Every day we solve million small and huge problems, answer questions and improve ourselves. But!!! Times for the first challenge is here. I read a description for the project first time and decided - it’s cool, pretty easy and can be solved for hours schools gave us, maybe even faster. We worked a lot with Jupyter Notebook, every day we saw few good organized readme.md, I still have my Keynote on mac. Movie-related data from most popular sites looks better then I can get from this sites by myself using BeatifulSoup. (I really tried a lot of times, but sites fought to the last for information and won. I really need to improve my Web Scrapping skills.) Denying difficulties of this project, I made few bad decisions about my time distribution and projects solutions. They cost me a good organized readme.me on GitHub and good non-technical presentation, because I spent too much time for questions that I did not include in the result presentation.

Anger - It can’t be true!

First project - first problems. I realized how difficult it is for me to pick a nice, interesting topic to cover in the project. For closely look to data I used a sqlite3 library and converted files from .cvs format to tables. When I inspected tables, I realized that all data sets from different sites contain good information, but they cannot be connected together. All tables have different key fields, empty values and should be converted to a specific type of data to work with them. Data cleaning makes my brains boil, but at this stage of project questions started to loom. I had seen, I can calculated averages for some columns and create easy plots. But questions for myself still haunt me and I cannot figure out main task for my research. Real anger come closer to me and repeated “Star Wars: Episode 4 - A New Hope” it is the same as “Star Wars: A New Hope (Episode 4)” and maybe few more variations. That means I lost a pice of information about budgets if I try to watch closely information about each movie. Only fast data converting gave me power to go forward. Budgets, dates, runtime and genres don’t gave me reason to look for another set of information.

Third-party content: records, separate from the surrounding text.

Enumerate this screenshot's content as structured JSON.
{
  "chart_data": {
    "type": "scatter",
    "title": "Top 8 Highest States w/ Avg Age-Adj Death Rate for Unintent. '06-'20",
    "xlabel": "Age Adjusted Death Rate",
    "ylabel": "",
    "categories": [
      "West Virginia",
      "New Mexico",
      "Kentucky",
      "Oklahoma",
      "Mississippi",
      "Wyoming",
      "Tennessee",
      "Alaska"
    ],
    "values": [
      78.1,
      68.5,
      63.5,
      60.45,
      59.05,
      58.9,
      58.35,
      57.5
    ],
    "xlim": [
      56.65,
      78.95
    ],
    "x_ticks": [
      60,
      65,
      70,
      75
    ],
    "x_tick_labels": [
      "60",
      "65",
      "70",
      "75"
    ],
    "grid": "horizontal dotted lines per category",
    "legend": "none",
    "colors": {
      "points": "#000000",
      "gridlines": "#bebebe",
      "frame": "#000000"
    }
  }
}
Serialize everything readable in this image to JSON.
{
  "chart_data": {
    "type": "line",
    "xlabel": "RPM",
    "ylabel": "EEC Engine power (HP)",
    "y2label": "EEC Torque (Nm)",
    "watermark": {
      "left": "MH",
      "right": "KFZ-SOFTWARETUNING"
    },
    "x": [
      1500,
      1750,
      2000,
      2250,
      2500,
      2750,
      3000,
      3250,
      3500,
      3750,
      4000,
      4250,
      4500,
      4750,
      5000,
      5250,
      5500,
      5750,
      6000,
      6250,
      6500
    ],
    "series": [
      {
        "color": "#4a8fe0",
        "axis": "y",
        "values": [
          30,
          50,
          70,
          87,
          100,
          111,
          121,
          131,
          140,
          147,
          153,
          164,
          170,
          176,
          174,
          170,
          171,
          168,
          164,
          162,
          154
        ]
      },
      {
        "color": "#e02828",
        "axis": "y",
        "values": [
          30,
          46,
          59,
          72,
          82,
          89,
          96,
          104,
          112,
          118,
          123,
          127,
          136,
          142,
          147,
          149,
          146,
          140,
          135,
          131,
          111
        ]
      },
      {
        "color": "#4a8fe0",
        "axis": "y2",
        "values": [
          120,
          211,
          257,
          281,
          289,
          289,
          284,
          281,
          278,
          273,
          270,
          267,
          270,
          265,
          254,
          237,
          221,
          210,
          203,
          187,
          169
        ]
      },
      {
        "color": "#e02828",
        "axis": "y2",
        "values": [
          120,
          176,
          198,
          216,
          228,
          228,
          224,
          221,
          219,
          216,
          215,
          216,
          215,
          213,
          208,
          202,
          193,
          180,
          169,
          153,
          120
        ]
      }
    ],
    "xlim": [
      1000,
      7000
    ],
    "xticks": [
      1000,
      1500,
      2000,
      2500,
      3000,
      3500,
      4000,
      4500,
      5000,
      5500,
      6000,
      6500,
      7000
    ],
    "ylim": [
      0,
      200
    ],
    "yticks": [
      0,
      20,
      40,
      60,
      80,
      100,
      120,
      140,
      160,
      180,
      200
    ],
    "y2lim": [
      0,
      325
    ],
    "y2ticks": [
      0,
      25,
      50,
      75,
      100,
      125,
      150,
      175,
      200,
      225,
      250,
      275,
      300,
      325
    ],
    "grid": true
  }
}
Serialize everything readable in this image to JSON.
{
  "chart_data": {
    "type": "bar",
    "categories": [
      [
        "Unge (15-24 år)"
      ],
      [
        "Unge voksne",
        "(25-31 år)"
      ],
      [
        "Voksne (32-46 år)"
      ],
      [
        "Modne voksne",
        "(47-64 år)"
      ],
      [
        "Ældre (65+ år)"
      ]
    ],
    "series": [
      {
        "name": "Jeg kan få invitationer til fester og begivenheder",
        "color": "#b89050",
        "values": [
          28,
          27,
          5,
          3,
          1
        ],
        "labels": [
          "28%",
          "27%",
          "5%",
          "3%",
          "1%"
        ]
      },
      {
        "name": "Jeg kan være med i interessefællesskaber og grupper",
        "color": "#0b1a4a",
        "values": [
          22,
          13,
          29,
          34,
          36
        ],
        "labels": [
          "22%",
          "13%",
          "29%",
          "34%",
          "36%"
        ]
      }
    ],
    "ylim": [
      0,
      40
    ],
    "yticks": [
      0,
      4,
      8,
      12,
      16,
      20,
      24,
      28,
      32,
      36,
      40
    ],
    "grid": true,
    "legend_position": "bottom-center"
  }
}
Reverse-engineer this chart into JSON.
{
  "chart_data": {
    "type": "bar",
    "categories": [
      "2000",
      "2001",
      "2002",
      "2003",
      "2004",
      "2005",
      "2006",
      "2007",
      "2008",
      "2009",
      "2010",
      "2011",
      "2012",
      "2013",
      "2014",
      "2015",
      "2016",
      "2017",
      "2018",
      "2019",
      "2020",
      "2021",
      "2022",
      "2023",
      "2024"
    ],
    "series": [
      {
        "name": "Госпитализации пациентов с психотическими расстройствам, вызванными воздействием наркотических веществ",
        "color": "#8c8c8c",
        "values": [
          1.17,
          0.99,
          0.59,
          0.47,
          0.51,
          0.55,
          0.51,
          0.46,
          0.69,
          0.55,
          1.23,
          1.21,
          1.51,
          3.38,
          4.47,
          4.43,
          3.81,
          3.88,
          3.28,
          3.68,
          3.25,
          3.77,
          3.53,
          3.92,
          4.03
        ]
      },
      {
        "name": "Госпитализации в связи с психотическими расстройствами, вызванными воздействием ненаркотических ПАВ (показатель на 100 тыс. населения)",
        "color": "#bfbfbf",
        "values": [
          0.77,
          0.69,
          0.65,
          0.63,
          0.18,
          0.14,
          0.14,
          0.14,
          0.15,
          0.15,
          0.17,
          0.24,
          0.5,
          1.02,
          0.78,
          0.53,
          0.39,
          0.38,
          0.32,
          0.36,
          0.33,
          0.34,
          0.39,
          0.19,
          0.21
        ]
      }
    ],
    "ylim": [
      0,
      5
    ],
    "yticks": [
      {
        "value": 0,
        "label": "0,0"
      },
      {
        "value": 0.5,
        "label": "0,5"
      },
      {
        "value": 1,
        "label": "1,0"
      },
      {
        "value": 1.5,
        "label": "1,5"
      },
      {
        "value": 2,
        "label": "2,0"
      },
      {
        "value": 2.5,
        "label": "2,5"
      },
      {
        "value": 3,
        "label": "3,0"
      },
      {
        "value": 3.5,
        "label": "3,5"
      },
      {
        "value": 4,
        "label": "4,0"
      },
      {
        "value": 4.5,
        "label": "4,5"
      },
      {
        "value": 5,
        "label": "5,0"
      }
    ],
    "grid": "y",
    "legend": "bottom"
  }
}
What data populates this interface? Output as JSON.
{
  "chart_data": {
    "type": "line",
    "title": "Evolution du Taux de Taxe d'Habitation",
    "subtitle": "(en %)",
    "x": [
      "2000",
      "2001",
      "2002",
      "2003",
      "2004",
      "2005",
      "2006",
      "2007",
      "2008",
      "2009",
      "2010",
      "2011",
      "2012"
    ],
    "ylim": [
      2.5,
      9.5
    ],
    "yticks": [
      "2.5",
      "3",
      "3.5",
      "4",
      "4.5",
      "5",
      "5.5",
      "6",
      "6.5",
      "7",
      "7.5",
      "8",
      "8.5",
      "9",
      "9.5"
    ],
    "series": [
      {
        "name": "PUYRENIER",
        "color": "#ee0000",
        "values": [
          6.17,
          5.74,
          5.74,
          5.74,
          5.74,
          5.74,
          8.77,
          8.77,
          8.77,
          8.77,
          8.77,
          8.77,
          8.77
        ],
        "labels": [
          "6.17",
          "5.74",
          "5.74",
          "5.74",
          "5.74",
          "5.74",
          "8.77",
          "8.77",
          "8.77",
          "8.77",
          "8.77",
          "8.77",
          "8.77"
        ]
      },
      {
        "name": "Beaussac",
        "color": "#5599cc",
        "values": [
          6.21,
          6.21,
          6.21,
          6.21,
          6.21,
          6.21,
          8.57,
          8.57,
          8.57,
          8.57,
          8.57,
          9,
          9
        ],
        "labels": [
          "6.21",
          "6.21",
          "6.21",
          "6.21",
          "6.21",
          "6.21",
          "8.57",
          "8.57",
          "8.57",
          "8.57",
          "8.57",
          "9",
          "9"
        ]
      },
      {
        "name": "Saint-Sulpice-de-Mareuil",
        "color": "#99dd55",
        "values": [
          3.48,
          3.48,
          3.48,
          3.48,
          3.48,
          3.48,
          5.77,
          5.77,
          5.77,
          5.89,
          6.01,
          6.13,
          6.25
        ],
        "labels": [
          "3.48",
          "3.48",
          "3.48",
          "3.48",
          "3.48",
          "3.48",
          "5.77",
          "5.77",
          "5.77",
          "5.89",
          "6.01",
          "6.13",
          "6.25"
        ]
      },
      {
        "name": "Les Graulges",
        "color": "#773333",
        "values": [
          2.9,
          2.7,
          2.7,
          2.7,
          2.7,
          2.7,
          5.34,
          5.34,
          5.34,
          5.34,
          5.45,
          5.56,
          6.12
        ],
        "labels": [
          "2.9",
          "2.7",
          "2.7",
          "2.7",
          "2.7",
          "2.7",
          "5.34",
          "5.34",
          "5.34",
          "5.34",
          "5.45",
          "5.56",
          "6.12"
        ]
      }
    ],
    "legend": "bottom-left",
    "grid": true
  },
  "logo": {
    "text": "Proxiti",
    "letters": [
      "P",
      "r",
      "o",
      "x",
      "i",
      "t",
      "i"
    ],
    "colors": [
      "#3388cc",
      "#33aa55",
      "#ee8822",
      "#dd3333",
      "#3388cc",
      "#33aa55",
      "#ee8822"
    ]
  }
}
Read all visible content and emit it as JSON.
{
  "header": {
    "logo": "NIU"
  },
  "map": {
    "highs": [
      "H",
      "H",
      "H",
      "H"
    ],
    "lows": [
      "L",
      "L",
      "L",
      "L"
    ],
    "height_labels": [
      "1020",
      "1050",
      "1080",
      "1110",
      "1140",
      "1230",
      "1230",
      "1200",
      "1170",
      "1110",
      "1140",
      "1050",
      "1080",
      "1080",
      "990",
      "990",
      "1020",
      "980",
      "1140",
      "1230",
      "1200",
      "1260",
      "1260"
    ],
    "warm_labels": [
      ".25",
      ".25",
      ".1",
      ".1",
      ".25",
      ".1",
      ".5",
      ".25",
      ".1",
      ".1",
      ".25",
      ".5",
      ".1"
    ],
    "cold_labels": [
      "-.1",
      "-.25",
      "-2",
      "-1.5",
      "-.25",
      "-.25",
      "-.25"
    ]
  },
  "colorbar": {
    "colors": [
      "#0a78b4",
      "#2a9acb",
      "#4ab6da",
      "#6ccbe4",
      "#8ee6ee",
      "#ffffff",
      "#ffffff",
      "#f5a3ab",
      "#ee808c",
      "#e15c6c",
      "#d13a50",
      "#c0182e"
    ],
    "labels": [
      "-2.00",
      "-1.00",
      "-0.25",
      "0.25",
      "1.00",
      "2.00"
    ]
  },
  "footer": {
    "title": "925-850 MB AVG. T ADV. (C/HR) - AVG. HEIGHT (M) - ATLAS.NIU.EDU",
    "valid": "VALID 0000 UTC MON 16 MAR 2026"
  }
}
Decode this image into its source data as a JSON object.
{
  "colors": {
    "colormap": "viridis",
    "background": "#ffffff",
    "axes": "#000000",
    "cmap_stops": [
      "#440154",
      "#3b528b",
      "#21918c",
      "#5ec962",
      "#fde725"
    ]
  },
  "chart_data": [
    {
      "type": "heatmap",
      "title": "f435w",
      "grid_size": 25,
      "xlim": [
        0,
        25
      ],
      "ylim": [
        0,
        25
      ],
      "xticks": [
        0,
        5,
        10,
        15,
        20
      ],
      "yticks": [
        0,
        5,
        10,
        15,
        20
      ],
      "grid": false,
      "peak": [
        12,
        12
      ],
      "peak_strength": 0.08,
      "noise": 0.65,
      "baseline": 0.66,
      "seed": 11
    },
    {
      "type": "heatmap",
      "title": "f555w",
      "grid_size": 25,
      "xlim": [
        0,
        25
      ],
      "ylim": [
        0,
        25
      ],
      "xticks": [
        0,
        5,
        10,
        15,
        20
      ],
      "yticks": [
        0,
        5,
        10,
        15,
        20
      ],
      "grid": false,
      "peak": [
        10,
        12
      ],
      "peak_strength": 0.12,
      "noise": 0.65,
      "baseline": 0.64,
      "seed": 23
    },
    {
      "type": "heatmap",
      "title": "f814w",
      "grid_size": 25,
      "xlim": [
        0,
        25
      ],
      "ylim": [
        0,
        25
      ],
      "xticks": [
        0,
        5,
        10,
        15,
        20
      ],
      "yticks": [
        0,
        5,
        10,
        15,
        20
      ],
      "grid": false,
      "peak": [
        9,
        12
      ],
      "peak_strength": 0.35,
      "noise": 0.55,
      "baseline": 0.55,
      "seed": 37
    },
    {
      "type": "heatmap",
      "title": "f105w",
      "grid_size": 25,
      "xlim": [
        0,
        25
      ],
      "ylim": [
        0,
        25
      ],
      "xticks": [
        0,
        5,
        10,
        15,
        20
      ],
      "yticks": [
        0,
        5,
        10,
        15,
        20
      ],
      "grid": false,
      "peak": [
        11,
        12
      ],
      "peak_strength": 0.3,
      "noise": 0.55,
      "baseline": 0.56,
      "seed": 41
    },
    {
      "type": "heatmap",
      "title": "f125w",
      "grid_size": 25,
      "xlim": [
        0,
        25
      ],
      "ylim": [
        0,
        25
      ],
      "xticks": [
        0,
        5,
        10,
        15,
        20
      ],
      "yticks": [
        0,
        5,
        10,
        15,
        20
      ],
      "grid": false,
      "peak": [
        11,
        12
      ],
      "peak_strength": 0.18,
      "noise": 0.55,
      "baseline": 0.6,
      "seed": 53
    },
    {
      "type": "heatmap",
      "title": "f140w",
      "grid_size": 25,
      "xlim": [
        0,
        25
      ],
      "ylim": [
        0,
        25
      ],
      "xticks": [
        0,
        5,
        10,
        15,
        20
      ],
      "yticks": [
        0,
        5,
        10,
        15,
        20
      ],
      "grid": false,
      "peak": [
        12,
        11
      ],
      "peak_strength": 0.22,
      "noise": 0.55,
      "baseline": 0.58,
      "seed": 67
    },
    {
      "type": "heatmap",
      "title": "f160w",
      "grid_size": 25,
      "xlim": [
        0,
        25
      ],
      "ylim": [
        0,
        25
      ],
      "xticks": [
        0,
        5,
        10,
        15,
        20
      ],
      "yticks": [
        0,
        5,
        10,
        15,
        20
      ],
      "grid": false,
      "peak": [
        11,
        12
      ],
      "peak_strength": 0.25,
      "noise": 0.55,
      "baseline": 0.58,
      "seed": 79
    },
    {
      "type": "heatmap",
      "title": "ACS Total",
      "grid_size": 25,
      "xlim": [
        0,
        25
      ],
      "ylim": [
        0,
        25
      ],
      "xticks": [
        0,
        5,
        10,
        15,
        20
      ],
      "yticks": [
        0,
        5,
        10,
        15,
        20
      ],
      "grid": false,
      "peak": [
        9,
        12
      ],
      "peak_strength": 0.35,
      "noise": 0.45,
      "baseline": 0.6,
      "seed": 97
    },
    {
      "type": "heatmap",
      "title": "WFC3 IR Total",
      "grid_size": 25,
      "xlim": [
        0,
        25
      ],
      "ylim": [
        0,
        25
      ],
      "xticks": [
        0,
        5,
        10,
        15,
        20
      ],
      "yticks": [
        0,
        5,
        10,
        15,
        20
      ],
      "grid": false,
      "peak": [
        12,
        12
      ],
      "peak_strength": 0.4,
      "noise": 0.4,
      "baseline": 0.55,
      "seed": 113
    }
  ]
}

**Bargaining - Okey Google! **

It’s time when I go to bargain with my brains and decide to read articles about movie companies and how data scientist work with them. May be while I try to visualize how many films in each genres different studios produce, those studios trying to analyze absolutely different information. I discovered, data science effectively changed the methods used to turn data analytics into useful insight and profit. Studios analytics are often externally sourced, using information drawn from the internet, public data sources, and more to make more accurate predictions. For me, that means I continue working with my lovely data columns which cover economic information. I decided to go through simple way to implement my new knowledge into my brain and understand it for using in the new projects without complex connections between my datasets.

**Depression - Deadline coming! **

The Day is closer and closer, but I still want to do more and more, so much I should add to all my files: comments, new functions, new plots.

Acceptance - Just be yourself.

I did my best at this time. I know my data analysis does not cover a lot of questions and I cannot be proud of absolutely clear data. But now I see where to strive and what to do to improve my knowledges and skills. How important is to write a comment for all parts of your code and read logs.

Overall, It’s was very interesting experience through which the school teachers conducted us. I made a lot or notes about technology, allocation of my time and resources.